White streaks aren’t either – although the Parker team isn’t sure what they are, there are a number of candidates, including dust, cosmic rays, material ejected from the spacecraft. after being hit by dust, or a combination of all of them.

venus label(NASA / Johns Hopkins APL / Naval Research Laboratory / Guillermo Stenborg and Brendan Gallagher)

What is surprising is this dark stain on the face of the planet. It is a region called Aphrodite Terra, the largest highland region on the surface of the planet.

WISPR, designed to image the solar corona and coronal ejections, is optimized for visible light observations – but it somehow scanned the clouds of Venus.

Scientists think they know what happened, however. Venus currently has an active mission, the Japanese Space Agency’s Akatsuki probe. It returns similar images, taken using its infrared camera, sensitive to temperature variations.

The Aphrodite Terra, with its higher altitude, is much cooler than the surrounding terrain, so in infrared or near infrared images of the planet it would be visible.

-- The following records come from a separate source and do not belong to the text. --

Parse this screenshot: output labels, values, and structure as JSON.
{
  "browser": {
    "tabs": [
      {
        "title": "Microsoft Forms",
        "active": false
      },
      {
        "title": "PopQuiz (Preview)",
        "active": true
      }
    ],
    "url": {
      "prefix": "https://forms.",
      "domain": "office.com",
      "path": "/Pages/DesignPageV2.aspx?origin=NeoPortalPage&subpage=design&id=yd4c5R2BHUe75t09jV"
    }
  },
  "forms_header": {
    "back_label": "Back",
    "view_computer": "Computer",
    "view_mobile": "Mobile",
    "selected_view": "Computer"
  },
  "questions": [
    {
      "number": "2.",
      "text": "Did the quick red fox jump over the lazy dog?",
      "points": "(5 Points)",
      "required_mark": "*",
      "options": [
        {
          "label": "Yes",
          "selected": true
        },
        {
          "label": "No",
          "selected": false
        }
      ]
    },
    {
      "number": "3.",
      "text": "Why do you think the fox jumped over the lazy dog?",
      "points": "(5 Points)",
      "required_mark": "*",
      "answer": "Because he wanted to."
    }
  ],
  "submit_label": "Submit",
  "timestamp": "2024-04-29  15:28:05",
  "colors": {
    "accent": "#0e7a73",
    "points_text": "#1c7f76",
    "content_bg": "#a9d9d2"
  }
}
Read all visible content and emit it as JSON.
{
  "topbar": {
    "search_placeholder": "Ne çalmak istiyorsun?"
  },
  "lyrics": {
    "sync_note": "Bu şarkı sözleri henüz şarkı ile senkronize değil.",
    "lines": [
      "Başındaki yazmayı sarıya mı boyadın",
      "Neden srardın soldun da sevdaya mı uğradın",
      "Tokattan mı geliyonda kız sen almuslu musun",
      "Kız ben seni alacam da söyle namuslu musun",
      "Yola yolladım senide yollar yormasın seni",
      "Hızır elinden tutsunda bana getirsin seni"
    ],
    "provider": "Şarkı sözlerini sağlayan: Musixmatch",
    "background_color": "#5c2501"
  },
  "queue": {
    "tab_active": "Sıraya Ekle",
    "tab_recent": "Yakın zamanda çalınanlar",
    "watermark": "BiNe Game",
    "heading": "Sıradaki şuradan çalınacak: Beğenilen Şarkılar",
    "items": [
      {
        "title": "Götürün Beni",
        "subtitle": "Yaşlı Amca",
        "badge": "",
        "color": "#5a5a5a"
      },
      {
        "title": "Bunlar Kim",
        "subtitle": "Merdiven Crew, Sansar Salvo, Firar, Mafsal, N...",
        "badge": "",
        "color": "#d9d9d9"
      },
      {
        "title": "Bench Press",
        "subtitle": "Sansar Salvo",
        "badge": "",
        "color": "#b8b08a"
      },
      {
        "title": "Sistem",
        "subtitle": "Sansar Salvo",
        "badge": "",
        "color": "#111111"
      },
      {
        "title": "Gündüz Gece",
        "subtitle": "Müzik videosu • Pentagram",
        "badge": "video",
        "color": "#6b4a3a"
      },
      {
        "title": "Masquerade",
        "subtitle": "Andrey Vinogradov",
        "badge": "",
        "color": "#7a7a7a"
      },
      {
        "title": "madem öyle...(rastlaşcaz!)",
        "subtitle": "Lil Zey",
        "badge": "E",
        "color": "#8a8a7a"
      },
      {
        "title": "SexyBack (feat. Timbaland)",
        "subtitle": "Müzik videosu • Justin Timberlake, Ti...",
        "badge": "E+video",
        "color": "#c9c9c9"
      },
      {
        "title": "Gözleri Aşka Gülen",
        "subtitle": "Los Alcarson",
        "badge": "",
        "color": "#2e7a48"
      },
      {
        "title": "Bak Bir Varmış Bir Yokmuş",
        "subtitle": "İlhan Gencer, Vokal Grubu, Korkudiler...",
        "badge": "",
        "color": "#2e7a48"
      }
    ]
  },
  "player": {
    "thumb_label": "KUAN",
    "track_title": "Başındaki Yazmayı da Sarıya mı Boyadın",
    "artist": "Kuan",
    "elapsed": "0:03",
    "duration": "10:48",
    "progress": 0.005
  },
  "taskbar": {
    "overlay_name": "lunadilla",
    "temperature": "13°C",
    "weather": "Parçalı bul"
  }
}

“WISPR effectively captured thermal emissions from the Venusian surface,” said Brian Wood, astrophysicist and member of the WISPR team at the US Naval Research Laboratory. “It is very similar to the images acquired by the Akatsuki spacecraft at near infrared wavelengths.”

This means that WISPR could be more sensitive to infrared light than it was designed to be – which, in turn, opens up new possibilities for Parker’s main mission of studying the Sun. The Parker team is now taking a closer look at the instrument’s specifications to determine exactly what it did.

“Either way,” said Angelos Vourlidas, WISPR Project Scientist, Johns Hopkins Applied Physics Laboratory, “exciting scientific opportunities lie ahead.”